Такой была Нева в то утро — это можем подтвердить даже под присягой все мы.

«Кроме тех, кто боится света!» — мысленно должен оговориться я, вспомнив разговор в запаснике Эрмитажа.

Тот, кто боится света, подойдет к израненному, истекающему кровью рыцарю, только что одержавшему величайшую победу над самым злым великаном — в масштабе рыцарских времен, — и скажет:

— Ты снова нацепил на голову медный таз цирюльника и, как полоумный, бросился с копьем на ветряную мельницу?!

Он подкрадется вечером к мальчику, который сидит в полумраке, склонившись над столом, и скажет скрипучим голосом:

— Что это за мусор у тебя? Выбрось сейчас же!

— Как же я могу выбросить это, — робко спросит мальчик, — если это гномики?

— Какие гномики! — сердито прикрикнет боящийся света. — Это — щепка, это — шахматный конь с отломанной головой, это — ржавый, гнутый гвоздь, это — пуговица.

— А почему у них острые бородки и синие глаза? И почему они делают волшебства?

Попробуйте ответить мальчику.

Да, я предвижу, возражения: «Будьте объективны, все же вы ведь музейный работник. Прикиньте — может быть, на сей раз прав боящийся света? Ведь это действительно конь без головы, а это — щепка, а это…»

Пусть так! А что, если среди негодных предметов, перечисленных вами, — среди них, между ними, за ними, в их тени, — есть хоть один гномик — в колпаке, с острой бородкой и волшебническим даром?

А вы выметете его вместе с мусором.

Или, что еще хуже, заставите мальчика вымести.

Что вы тогда ответите мальчику потом, когда он вырастет и спросит вас, как равный равного?

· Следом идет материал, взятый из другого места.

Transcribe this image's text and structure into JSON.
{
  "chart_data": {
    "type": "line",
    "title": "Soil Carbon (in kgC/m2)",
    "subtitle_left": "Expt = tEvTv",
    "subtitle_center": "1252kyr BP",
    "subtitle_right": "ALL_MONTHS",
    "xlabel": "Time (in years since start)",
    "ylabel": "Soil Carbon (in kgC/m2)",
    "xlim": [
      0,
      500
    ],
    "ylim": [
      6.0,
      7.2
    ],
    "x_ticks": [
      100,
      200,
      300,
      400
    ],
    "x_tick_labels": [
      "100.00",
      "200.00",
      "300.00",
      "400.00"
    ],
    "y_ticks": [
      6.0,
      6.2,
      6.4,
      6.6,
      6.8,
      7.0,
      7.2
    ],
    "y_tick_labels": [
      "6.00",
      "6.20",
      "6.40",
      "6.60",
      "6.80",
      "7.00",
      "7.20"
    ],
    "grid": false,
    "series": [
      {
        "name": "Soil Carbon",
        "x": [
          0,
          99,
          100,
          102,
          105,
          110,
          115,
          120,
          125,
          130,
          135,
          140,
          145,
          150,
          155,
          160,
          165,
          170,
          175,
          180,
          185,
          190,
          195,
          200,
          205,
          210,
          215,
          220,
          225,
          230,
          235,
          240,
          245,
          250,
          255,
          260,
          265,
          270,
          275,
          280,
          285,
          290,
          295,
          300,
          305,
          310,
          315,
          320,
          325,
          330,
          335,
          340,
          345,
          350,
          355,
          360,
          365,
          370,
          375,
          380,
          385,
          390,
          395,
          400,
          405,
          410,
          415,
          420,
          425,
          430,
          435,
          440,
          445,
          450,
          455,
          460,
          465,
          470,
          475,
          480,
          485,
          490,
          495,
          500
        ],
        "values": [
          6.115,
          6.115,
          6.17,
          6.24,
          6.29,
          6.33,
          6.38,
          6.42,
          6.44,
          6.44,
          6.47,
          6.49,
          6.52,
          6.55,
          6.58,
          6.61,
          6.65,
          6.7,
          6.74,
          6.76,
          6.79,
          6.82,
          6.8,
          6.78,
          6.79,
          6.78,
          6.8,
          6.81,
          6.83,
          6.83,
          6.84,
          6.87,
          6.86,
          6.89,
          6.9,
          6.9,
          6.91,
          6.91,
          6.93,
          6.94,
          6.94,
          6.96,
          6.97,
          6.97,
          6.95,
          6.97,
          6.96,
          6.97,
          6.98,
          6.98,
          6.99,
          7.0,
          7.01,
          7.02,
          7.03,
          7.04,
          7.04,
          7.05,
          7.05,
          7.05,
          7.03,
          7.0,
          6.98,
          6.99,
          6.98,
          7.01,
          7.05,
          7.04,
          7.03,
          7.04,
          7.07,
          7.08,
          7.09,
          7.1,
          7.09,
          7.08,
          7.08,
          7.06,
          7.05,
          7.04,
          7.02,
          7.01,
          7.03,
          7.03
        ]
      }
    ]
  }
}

Человек с закрытыми глазами, — закрытыми так долго, что веки у него срослись, — пройдет через Мир и скажет, что не заметил огнедышащих драконов, испепеляющих все живое. Что ответить ему мне, который видел Освенцим и пепел миллионов сожженных, дышал этим пеплом?

У всех людей нашего поколения, у моих сверстников, пепел в легких чуть ли не с рождения; может быть, от этого нашему поколению суждена такая до ужаса короткая жизнь.

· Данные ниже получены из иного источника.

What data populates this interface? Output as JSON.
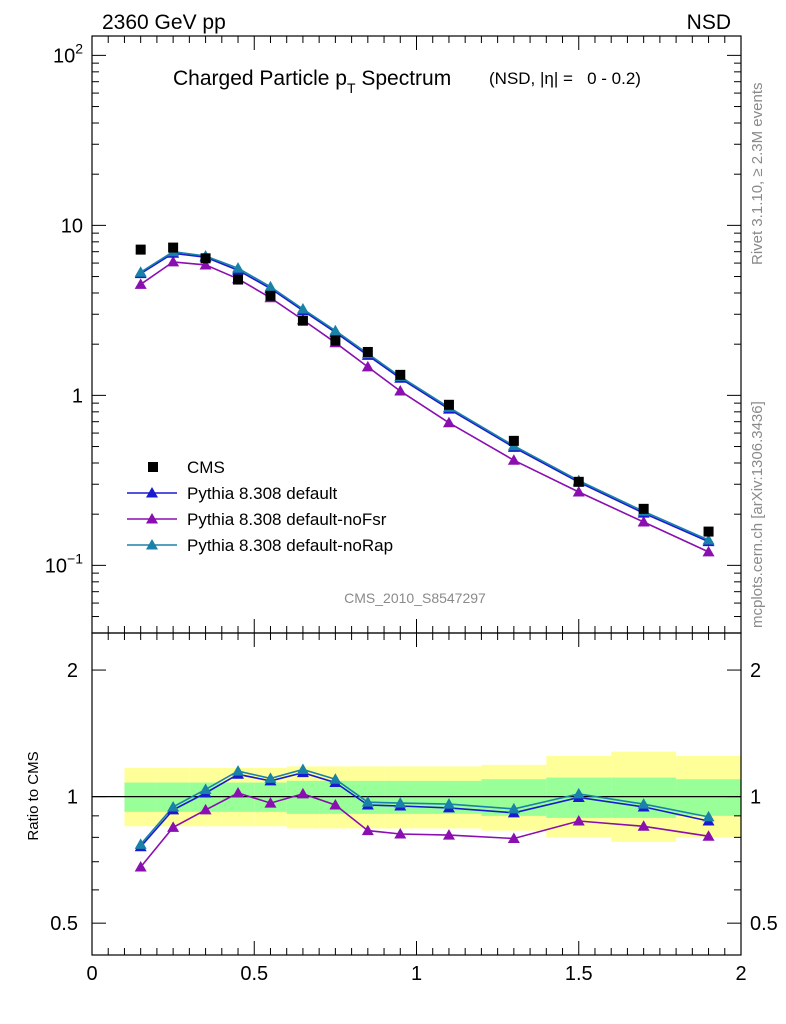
{
  "header": {
    "energy": "2360 GeV pp",
    "process": "NSD",
    "title_main": "Charged Particle p",
    "title_sub": "T",
    "title_tail": " Spectrum",
    "title_cond": "(NSD, |η| =   0 - 0.2)",
    "side_rivet": "Rivet 3.1.10, ≥ 2.3M events",
    "side_mcplots": "mcplots.cern.ch [arXiv:1306.3436]",
    "analysis_id": "CMS_2010_S8547297"
  },
  "colors": {
    "data": "#000000",
    "default": "#1a1ad0",
    "noFsr": "#8a0eb0",
    "noRap": "#1a82a8",
    "band_inner": "#99ff99",
    "band_outer": "#ffff99"
  },
  "chart_data": [
    {
      "type": "scatter",
      "title": "Charged Particle pT Spectrum",
      "xlim": [
        0,
        2
      ],
      "ylim": [
        0.04,
        130
      ],
      "yscale": "log",
      "ytick_labels": [
        {
          "value": 0.1,
          "base": "10",
          "exp": "−1"
        },
        {
          "value": 1,
          "base": "1",
          "exp": ""
        },
        {
          "value": 10,
          "base": "10",
          "exp": ""
        },
        {
          "value": 100,
          "base": "10",
          "exp": "2"
        }
      ],
      "legend": [
        "CMS",
        "Pythia 8.308 default",
        "Pythia 8.308 default-noFsr",
        "Pythia 8.308 default-noRap"
      ],
      "legend_position": "bottom-left",
      "x": [
        0.15,
        0.25,
        0.35,
        0.45,
        0.55,
        0.65,
        0.75,
        0.85,
        0.95,
        1.1,
        1.3,
        1.5,
        1.7,
        1.9
      ],
      "series": [
        {
          "name": "CMS",
          "marker": "square",
          "values": [
            7.2,
            7.4,
            6.4,
            4.8,
            3.85,
            2.75,
            2.1,
            1.8,
            1.32,
            0.88,
            0.54,
            0.31,
            0.215,
            0.158
          ]
        },
        {
          "name": "Pythia 8.308 default",
          "marker": "triangle",
          "values": [
            5.2,
            6.85,
            6.5,
            5.45,
            4.25,
            3.15,
            2.35,
            1.72,
            1.26,
            0.83,
            0.494,
            0.309,
            0.203,
            0.138
          ]
        },
        {
          "name": "Pythia 8.308 default-noFsr",
          "marker": "triangle",
          "values": [
            4.5,
            6.1,
            5.85,
            4.85,
            3.75,
            2.78,
            2.04,
            1.47,
            1.06,
            0.69,
            0.415,
            0.27,
            0.18,
            0.12
          ]
        },
        {
          "name": "Pythia 8.308 default-noRap",
          "marker": "triangle",
          "values": [
            5.3,
            7.0,
            6.6,
            5.6,
            4.35,
            3.22,
            2.4,
            1.76,
            1.29,
            0.85,
            0.505,
            0.315,
            0.208,
            0.141
          ]
        }
      ]
    },
    {
      "type": "line",
      "ylabel": "Ratio to CMS",
      "xlim": [
        0,
        2
      ],
      "ylim": [
        0.42,
        2.45
      ],
      "yscale": "log",
      "yticks": [
        0.5,
        1,
        2
      ],
      "xticks": [
        0,
        0.5,
        1,
        1.5,
        2
      ],
      "x": [
        0.15,
        0.25,
        0.35,
        0.45,
        0.55,
        0.65,
        0.75,
        0.85,
        0.95,
        1.1,
        1.3,
        1.5,
        1.7,
        1.9
      ],
      "bands": {
        "edges": [
          0.1,
          0.2,
          0.3,
          0.4,
          0.5,
          0.6,
          0.7,
          0.8,
          0.9,
          1.0,
          1.2,
          1.4,
          1.6,
          1.8,
          2.0
        ],
        "inner_low": [
          0.92,
          0.92,
          0.92,
          0.92,
          0.92,
          0.91,
          0.91,
          0.91,
          0.91,
          0.91,
          0.9,
          0.89,
          0.89,
          0.9
        ],
        "inner_high": [
          1.08,
          1.08,
          1.08,
          1.08,
          1.08,
          1.09,
          1.09,
          1.09,
          1.09,
          1.09,
          1.1,
          1.11,
          1.11,
          1.1
        ],
        "outer_low": [
          0.85,
          0.85,
          0.85,
          0.85,
          0.85,
          0.84,
          0.84,
          0.84,
          0.84,
          0.84,
          0.83,
          0.8,
          0.78,
          0.8
        ],
        "outer_high": [
          1.17,
          1.17,
          1.17,
          1.17,
          1.17,
          1.18,
          1.18,
          1.18,
          1.18,
          1.18,
          1.19,
          1.25,
          1.28,
          1.25
        ]
      },
      "series": [
        {
          "name": "Pythia 8.308 default",
          "values": [
            0.76,
            0.93,
            1.02,
            1.13,
            1.09,
            1.14,
            1.08,
            0.955,
            0.95,
            0.94,
            0.915,
            0.995,
            0.945,
            0.875
          ]
        },
        {
          "name": "Pythia 8.308 default-noFsr",
          "values": [
            0.68,
            0.845,
            0.93,
            1.02,
            0.965,
            1.015,
            0.955,
            0.83,
            0.815,
            0.81,
            0.795,
            0.875,
            0.85,
            0.805
          ]
        },
        {
          "name": "Pythia 8.308 default-noRap",
          "values": [
            0.77,
            0.945,
            1.04,
            1.15,
            1.105,
            1.16,
            1.1,
            0.97,
            0.965,
            0.96,
            0.935,
            1.015,
            0.96,
            0.895
          ]
        }
      ]
    }
  ]
}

Что делать с ними, не желающими видеть свет? Сбрасывать с Тарпейской скалы?

— Ни в коем случае! — решительно воскликнула одна очень старая, сохранившая, однако, всю свою красоту и полную ясность мысли дама. — Ни в коем случае! — сказала она, когда я передал ей суть разговора в запаснике Эрмитажа. — Это не поможет!

— Что же вы посоветуете? — спросил я.

— Не допускать появления людей, боящихся света.

— Как это «не допускать»?

— Очень просто! Надо промыть новорожденному глаза слабым раствором борной кислоты. А потом… Потом отнести его в лес и отдать на воспитание лисичкам; я имею в виду лисички-грибы. Они болтливы, но неделька болтовни не повредит ребенку — ведь и ему нужно научиться говорить. А потом поручите его не слишком старому, однако и не столь уж юному белому грибу: вот уж кто молчалив, но если скажет, то одну лишь чистую правду. А потом пусть он несколько дней проживет на болоте, среди незабудок, на мшистой кочке, под наблюдением подосиновика. Каждый знает, что нет лучших сказочников, весельчаков и песенников, чем рыжие, «красноголовые», как выражаются в народе; подосиновик не исключение. А потом? Я бы посоветовала отдать его на попечение клесту. Конечно, клест не так уж красив, но, выклевывая семена из еловой шишки, он висит на ней вверх клювом и, естественно, видит многое такое, что остается неизвестным даже ласточкам, хотя эти последние летают высоко и отличаются наблюдательностью.

Он-то уж точно знает, на каких именно планетах есть ели и еловые шишки, а на каких их нет.

А потом? Потом выведите мальчика из лесу в Мир и задайте ему три вопроса: «Кто это такая? Кто это такой? Что это такое?»